I’ve often wished that knowledge of commas was required to get a degree. Of course, this will never happen. On the other hand, you may need commas to describe your degrees, which is to say that you need commas when listing degrees after a name. Take a look at this sample.
The lead researcher was John P. Johnson, PhD, from the University of Florida.
See the commas? When degrees are listed after a name, they act like a form of parenthetical expression that provides supplemental information about the person. And like all parenthetical expressions, they are separated from the rest of the sentence with commas.
Here, the degree provides non-essential information. Although it might be important to know what degrees a person has, that information isn’t necessary to understand the idea being communicated. Furthermore, we can remove it without losing essential information and without making the sentence ungrammatical. This is a good clue that the information is parenthetical and needs commas.

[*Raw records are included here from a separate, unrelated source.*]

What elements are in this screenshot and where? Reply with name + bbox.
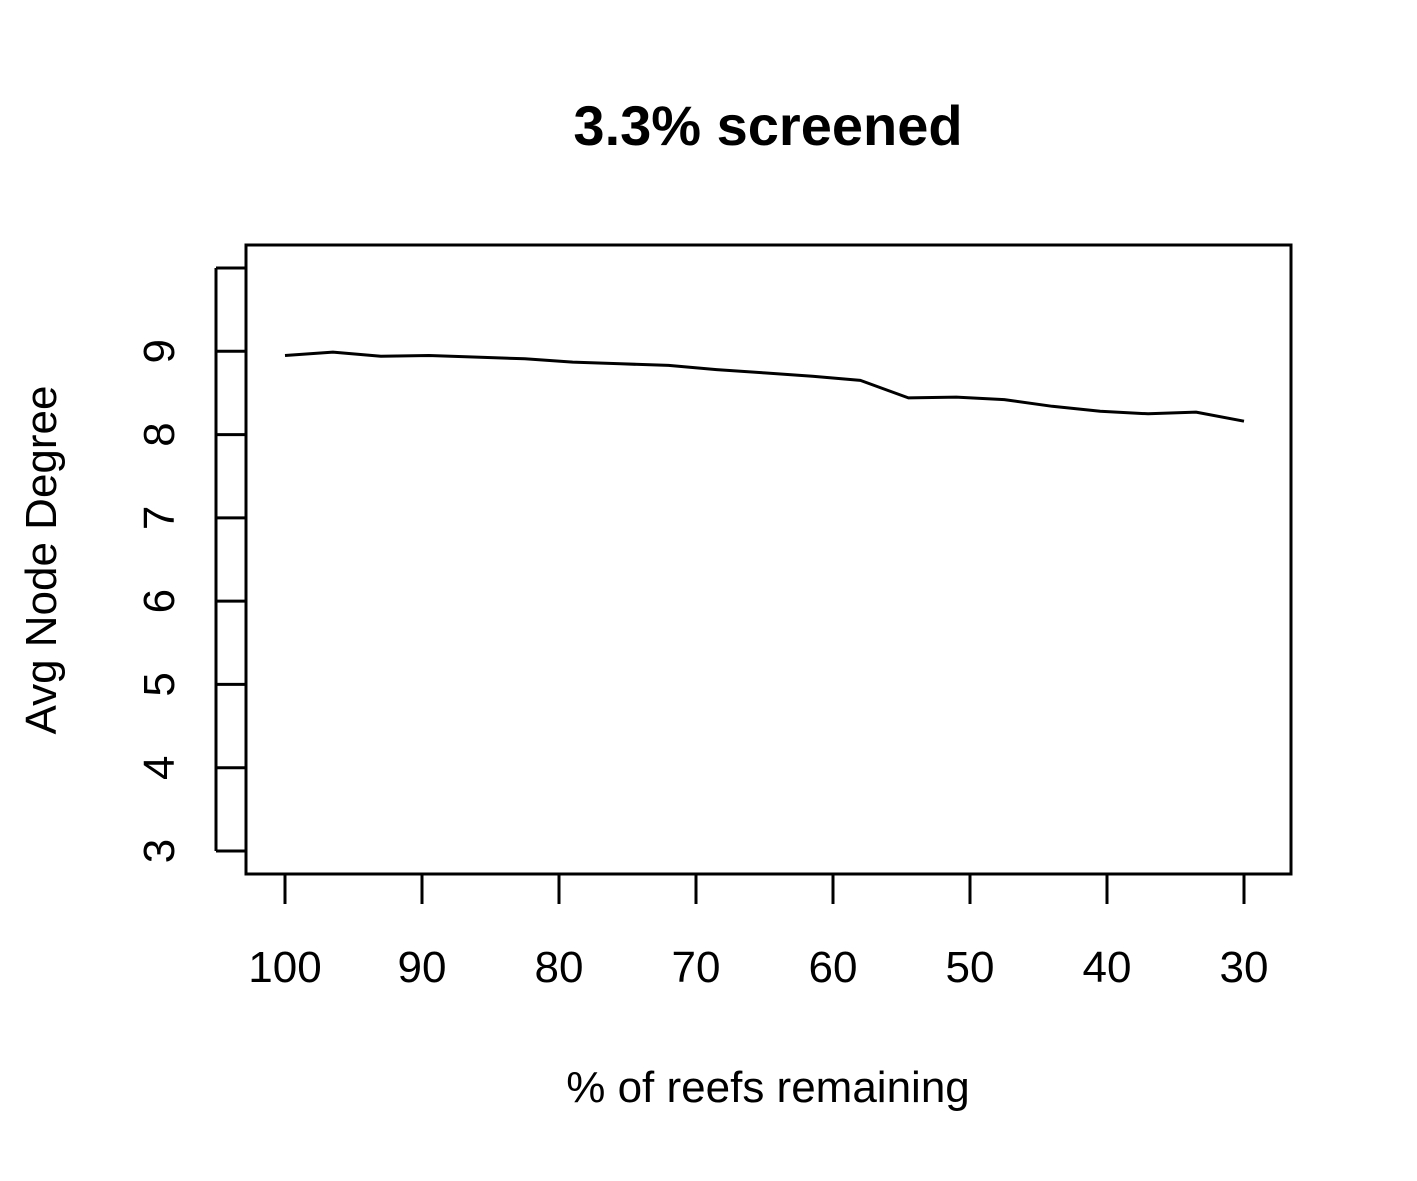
- x-tick-label: 50: [946, 943, 995, 992]
- x-tick-label: 40: [1083, 943, 1132, 992]
- chart-title: 3.3% screened: [573, 94, 962, 157]
- x-tick-label: 80: [535, 943, 584, 992]
- y-axis-label: Avg Node Degree: [17, 386, 66, 735]
- x-tick-label: 70: [672, 943, 721, 992]
- series-group: [284, 350, 1245, 423]
- x-axis: 100 90 80 70 60 50 40 30: [248, 872, 1269, 992]
- series-line: [284, 350, 1245, 423]
- x-tick-label: 100: [248, 943, 321, 992]
- x-tick-label: 60: [809, 943, 858, 992]
- y-tick-label: 8: [135, 422, 184, 446]
- y-tick-label: 9: [135, 339, 184, 363]
- y-tick-label: 6: [135, 589, 184, 613]
- y-tick-label: 4: [135, 755, 184, 779]
- plot-frame: [244, 243, 1293, 876]
- x-axis-label: % of reefs remaining: [566, 1063, 970, 1112]
- x-tick-label: 90: [398, 943, 447, 992]
- y-tick-label: 3: [135, 839, 184, 863]
- y-tick-label: 5: [135, 672, 184, 696]
- y-tick-label: 7: [135, 506, 184, 530]
- x-tick-label: 30: [1220, 943, 1269, 992]
- y-axis: 3 4 5 6 7 8 9: [135, 266, 246, 863]
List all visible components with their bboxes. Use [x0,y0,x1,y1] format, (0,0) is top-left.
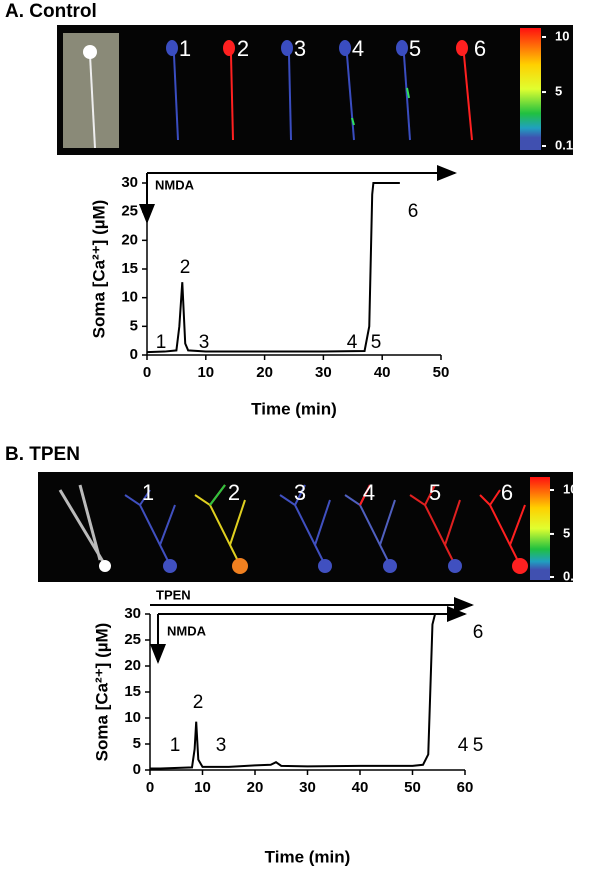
y-tick-label: 30 [124,605,141,622]
image-label: 4 [352,36,364,61]
annotation: NMDA [167,623,207,638]
colorbar-label: 10 [555,28,569,43]
point-label: 2 [193,692,204,713]
x-tick-label: 30 [299,779,316,796]
y-tick-label: 10 [124,709,141,726]
y-tick-label: 10 [121,289,138,306]
point-label: 3 [199,332,210,353]
x-tick-label: 50 [404,779,421,796]
image-label: 5 [409,36,421,61]
colorbar-label: 0.1 [563,568,581,583]
point-label: 2 [180,257,191,278]
y-tick-label: 0 [133,761,141,778]
y-tick-label: 30 [121,174,138,191]
y-axis-label: Soma [Ca²⁺] (µM) [92,623,111,762]
line-series [150,613,465,770]
image-strip [57,25,573,155]
image-label: 6 [501,480,513,505]
y-tick-label: 20 [124,657,141,674]
point-label: 1 [156,332,167,353]
x-tick-label: 10 [197,364,214,381]
image-label: 1 [179,36,191,61]
colorbar-label: 5 [563,525,570,540]
x-tick-label: 20 [256,364,273,381]
colorbar-label: 5 [555,83,562,98]
image-label: 4 [363,480,375,505]
y-tick-label: 25 [121,203,138,220]
panel-title: B. TPEN [5,444,80,465]
x-tick-label: 10 [194,779,211,796]
point-label: 5 [473,735,484,756]
x-tick-label: 0 [143,364,151,381]
point-label: 6 [408,201,419,222]
x-tick-label: 20 [247,779,264,796]
y-tick-label: 0 [130,346,138,363]
x-tick-label: 30 [315,364,332,381]
x-axis-label: Time (min) [265,847,351,866]
y-tick-label: 15 [121,260,138,277]
point-label: 5 [371,332,382,353]
image-label: 2 [237,36,249,61]
line-series [146,182,400,354]
y-tick-label: 5 [133,735,141,752]
y-tick-label: 25 [124,631,141,648]
image-label: 3 [294,480,306,505]
y-tick-label: 5 [130,317,138,334]
image-label: 2 [228,480,240,505]
point-label: 4 [347,332,358,353]
x-tick-label: 40 [352,779,369,796]
point-label: 4 [458,735,469,756]
image-strip [38,472,573,582]
x-tick-label: 0 [146,779,154,796]
image-label: 3 [294,36,306,61]
colorbar-label: 0.1 [555,137,573,152]
annotation: NMDA [155,177,195,192]
colorbar-label: 10 [563,481,577,496]
annotation: TPEN [156,587,191,602]
x-tick-label: 50 [433,364,450,381]
y-tick-label: 20 [121,231,138,248]
panel-title: A. Control [5,1,97,22]
point-label: 6 [473,622,484,643]
point-label: 1 [170,735,181,756]
x-axis-label: Time (min) [251,399,337,418]
x-tick-label: 60 [457,779,474,796]
image-label: 5 [429,480,441,505]
point-label: 3 [216,735,227,756]
y-axis-label: Soma [Ca²⁺] (µM) [89,200,108,339]
x-tick-label: 40 [374,364,391,381]
y-tick-label: 15 [124,683,141,700]
image-label: 1 [142,480,154,505]
image-label: 6 [474,36,486,61]
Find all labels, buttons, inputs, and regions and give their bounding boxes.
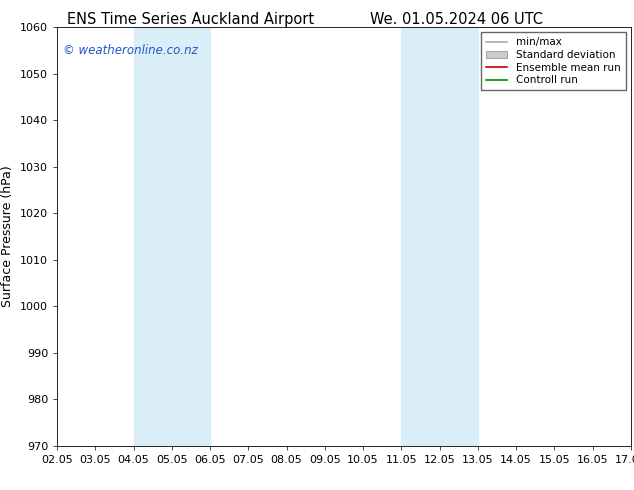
- Legend: min/max, Standard deviation, Ensemble mean run, Controll run: min/max, Standard deviation, Ensemble me…: [481, 32, 626, 90]
- Text: We. 01.05.2024 06 UTC: We. 01.05.2024 06 UTC: [370, 12, 543, 27]
- Text: © weatheronline.co.nz: © weatheronline.co.nz: [63, 44, 198, 57]
- Bar: [401, 27, 478, 446]
- Y-axis label: Surface Pressure (hPa): Surface Pressure (hPa): [1, 166, 15, 307]
- Text: ENS Time Series Auckland Airport: ENS Time Series Auckland Airport: [67, 12, 314, 27]
- Bar: [134, 27, 210, 446]
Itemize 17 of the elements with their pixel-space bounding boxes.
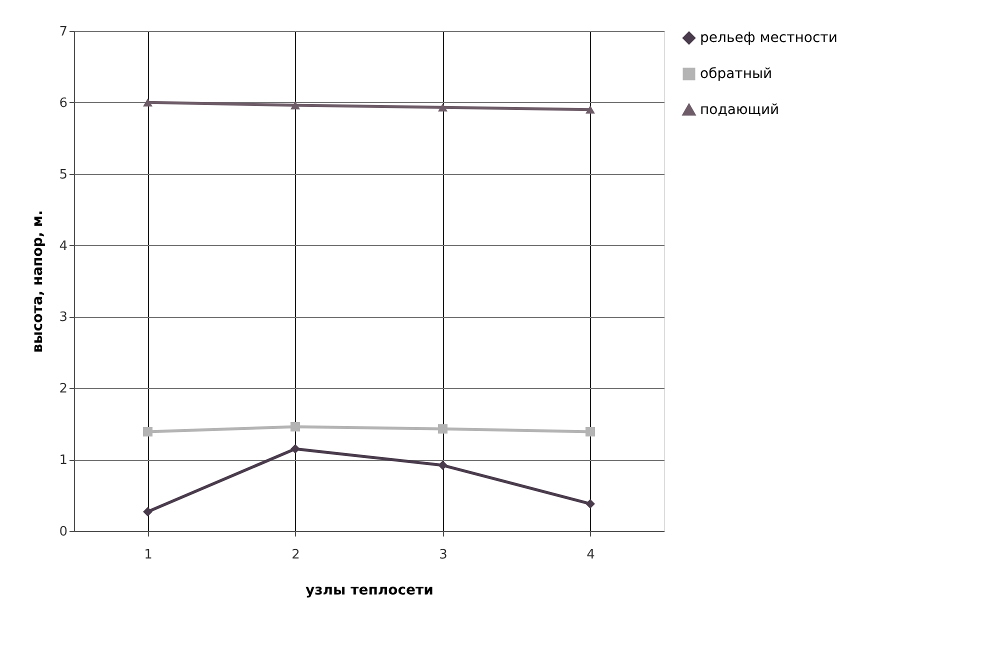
legend-label: подающий [700,102,780,118]
x-axis-title: узлы теплосети [306,582,434,598]
y-tick-label: 2 [59,382,68,397]
legend-label: рельеф местности [700,30,838,46]
y-axis-title: высота, напор, м. [30,210,46,353]
y-tick-label: 3 [59,310,68,326]
x-tick-label: 3 [439,548,448,562]
y-tick-label: 7 [59,24,68,40]
y-tick-label: 1 [59,453,68,468]
y-tick-label: 6 [59,96,68,111]
x-tick-label: 4 [586,548,595,562]
x-tick-label: 1 [144,548,152,562]
x-tick-label: 2 [292,548,300,562]
legend-label: обратный [700,66,772,82]
y-tick-label: 4 [59,238,68,254]
y-tick-label: 0 [59,524,68,540]
y-tick-label: 5 [59,167,68,182]
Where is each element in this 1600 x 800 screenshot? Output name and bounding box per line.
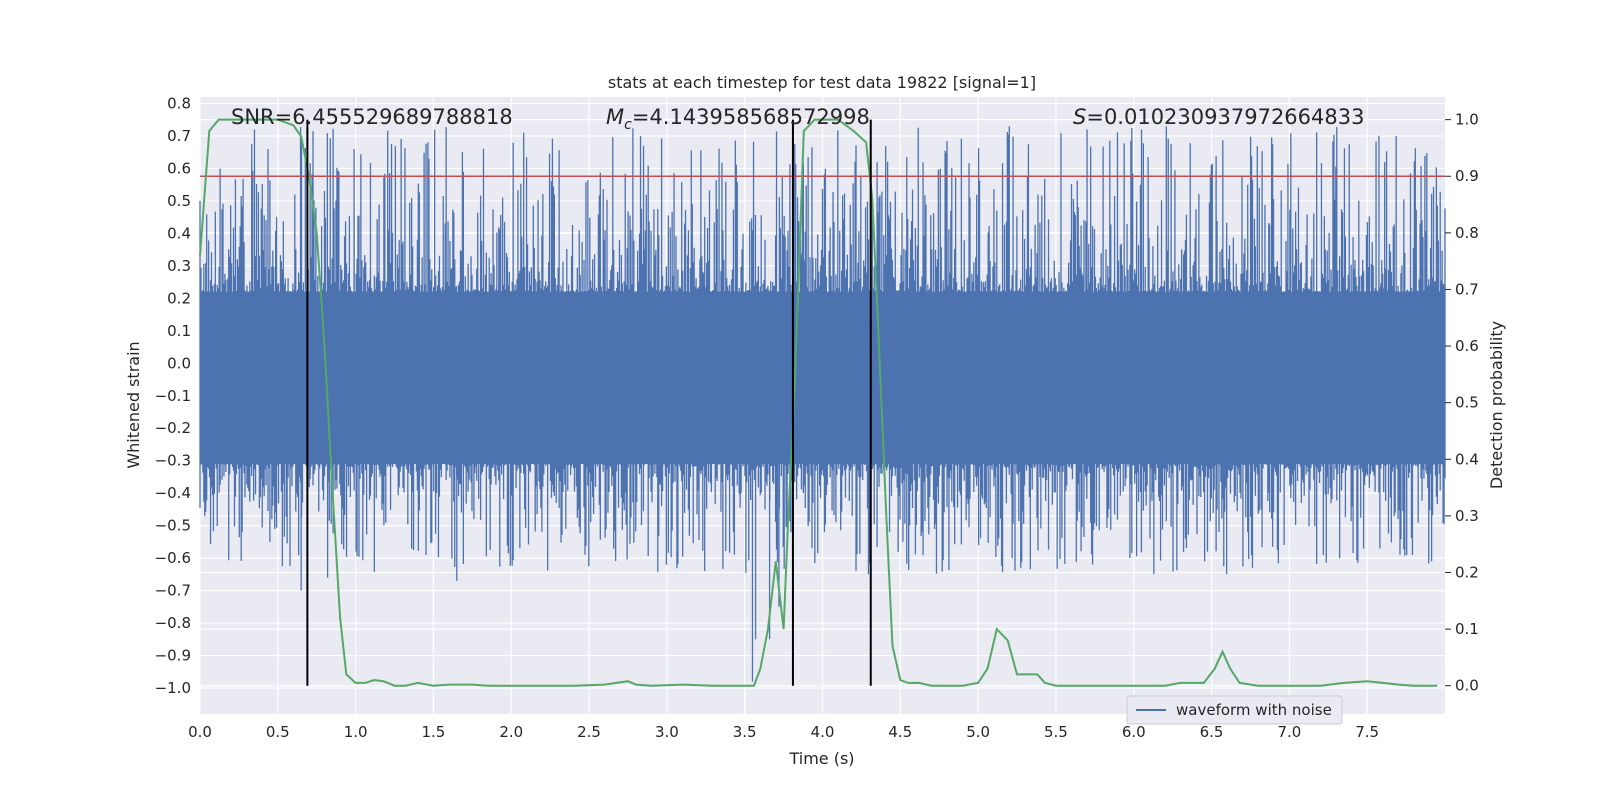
right-tick-label: 0.9 (1455, 167, 1479, 185)
x-tick-label: 5.5 (1044, 723, 1068, 741)
x-tick-label: 4.0 (811, 723, 835, 741)
x-tick-label: 2.0 (499, 723, 523, 741)
axes: 0.0 0.5 1.0 1.5 2.0 2.5 3.0 3.5 4.0 4.5 5.0 5.5 6.0 6… (155, 94, 1479, 741)
right-tick-label: 0.4 (1455, 450, 1479, 468)
left-tick-label: 0.5 (167, 192, 191, 210)
left-tick-label: 0.6 (167, 159, 191, 177)
s-symbol: S (1073, 105, 1086, 129)
legend-entry: waveform with noise (1176, 701, 1332, 719)
left-tick-label: 0.2 (167, 289, 191, 307)
x-tick-label: 3.0 (655, 723, 679, 741)
s-annotation: S=0.010230937972664833 (1073, 105, 1364, 129)
right-tick-label: 0.8 (1455, 224, 1479, 242)
right-tick-label: 0.0 (1455, 677, 1479, 695)
left-axis-label: Whitened strain (124, 341, 143, 468)
left-tick-label: 0.3 (167, 257, 191, 275)
left-tick-label: −0.2 (155, 419, 191, 437)
snr-annotation: SNR=6.455529689788818 (231, 105, 513, 129)
x-tick-label: 5.0 (966, 723, 990, 741)
x-tick-label: 6.5 (1200, 723, 1224, 741)
s-value: =0.010230937972664833 (1086, 105, 1364, 129)
right-tick-label: 0.1 (1455, 620, 1479, 638)
x-tick-label: 2.5 (577, 723, 601, 741)
overlays (199, 118, 1445, 687)
left-tick-label: 0.8 (167, 94, 191, 112)
left-tick-label: −0.6 (155, 549, 191, 567)
left-tick-label: 0.0 (167, 354, 191, 372)
left-tick-label: −0.5 (155, 517, 191, 535)
x-tick-label: 1.0 (344, 723, 368, 741)
left-tick-label: −0.8 (155, 614, 191, 632)
right-tick-label: 0.5 (1455, 394, 1479, 412)
x-tick-label: 3.5 (733, 723, 757, 741)
left-tick-label: 0.7 (167, 127, 191, 145)
left-tick-label: −0.4 (155, 484, 191, 502)
x-tick-label: 7.0 (1277, 723, 1301, 741)
mc-value: =4.143958568572998 (632, 105, 870, 129)
left-tick-label: −0.9 (155, 647, 191, 665)
x-tick-label: 6.0 (1122, 723, 1146, 741)
mc-subscript: c (624, 117, 632, 133)
right-tick-label: 0.3 (1455, 507, 1479, 525)
left-tick-label: 0.4 (167, 224, 191, 242)
left-tick-label: −0.1 (155, 387, 191, 405)
waveform-core (200, 291, 1445, 464)
x-tick-label: 0.5 (266, 723, 290, 741)
x-tick-label: 4.5 (888, 723, 912, 741)
chart-title: stats at each timestep for test data 198… (608, 73, 1036, 92)
right-axis-label: Detection probability (1487, 321, 1506, 489)
mc-annotation: Mc=4.143958568572998 (606, 105, 870, 133)
detection-probability-line (199, 118, 1438, 687)
mc-symbol: M (606, 105, 624, 129)
x-axis-label: Time (s) (788, 749, 854, 768)
right-tick-label: 0.2 (1455, 563, 1479, 581)
waveform-series (199, 126, 1446, 682)
x-tick-label: 7.5 (1355, 723, 1379, 741)
left-tick-label: −1.0 (155, 679, 191, 697)
left-tick-label: −0.3 (155, 452, 191, 470)
x-tick-label: 0.0 (188, 723, 212, 741)
legend: waveform with noise (1126, 695, 1343, 725)
left-tick-label: −0.7 (155, 582, 191, 600)
right-tick-label: 0.6 (1455, 337, 1479, 355)
right-tick-label: 1.0 (1455, 111, 1479, 129)
x-tick-label: 1.5 (422, 723, 446, 741)
legend-box (1126, 695, 1343, 725)
right-tick-label: 0.7 (1455, 280, 1479, 298)
left-tick-label: 0.1 (167, 322, 191, 340)
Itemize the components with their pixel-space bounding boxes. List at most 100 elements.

This is true regardless of the number of degrees. Notice the commas before, after, and between the degrees in this sample:
Thomas Bixler, DDE, MBA, will speak at tonight’s meeting.
And it is true if you write out the degree instead of using the abbreviation, as shown here:
The department head, Fred Fredricks, Doctor of Economics, was found guilty of larceny.
These cases show how to use commas when the degree title is not part of the grammatical sentence. However, sometimes the title is part of the grammatical sentence, in which case no commas are needed, as in this example:
I went to Harvard for my PhD in English.
Put all this together, and you get Zen Comma Rule AF: Put commas around titles if they are not part of the grammatical structure.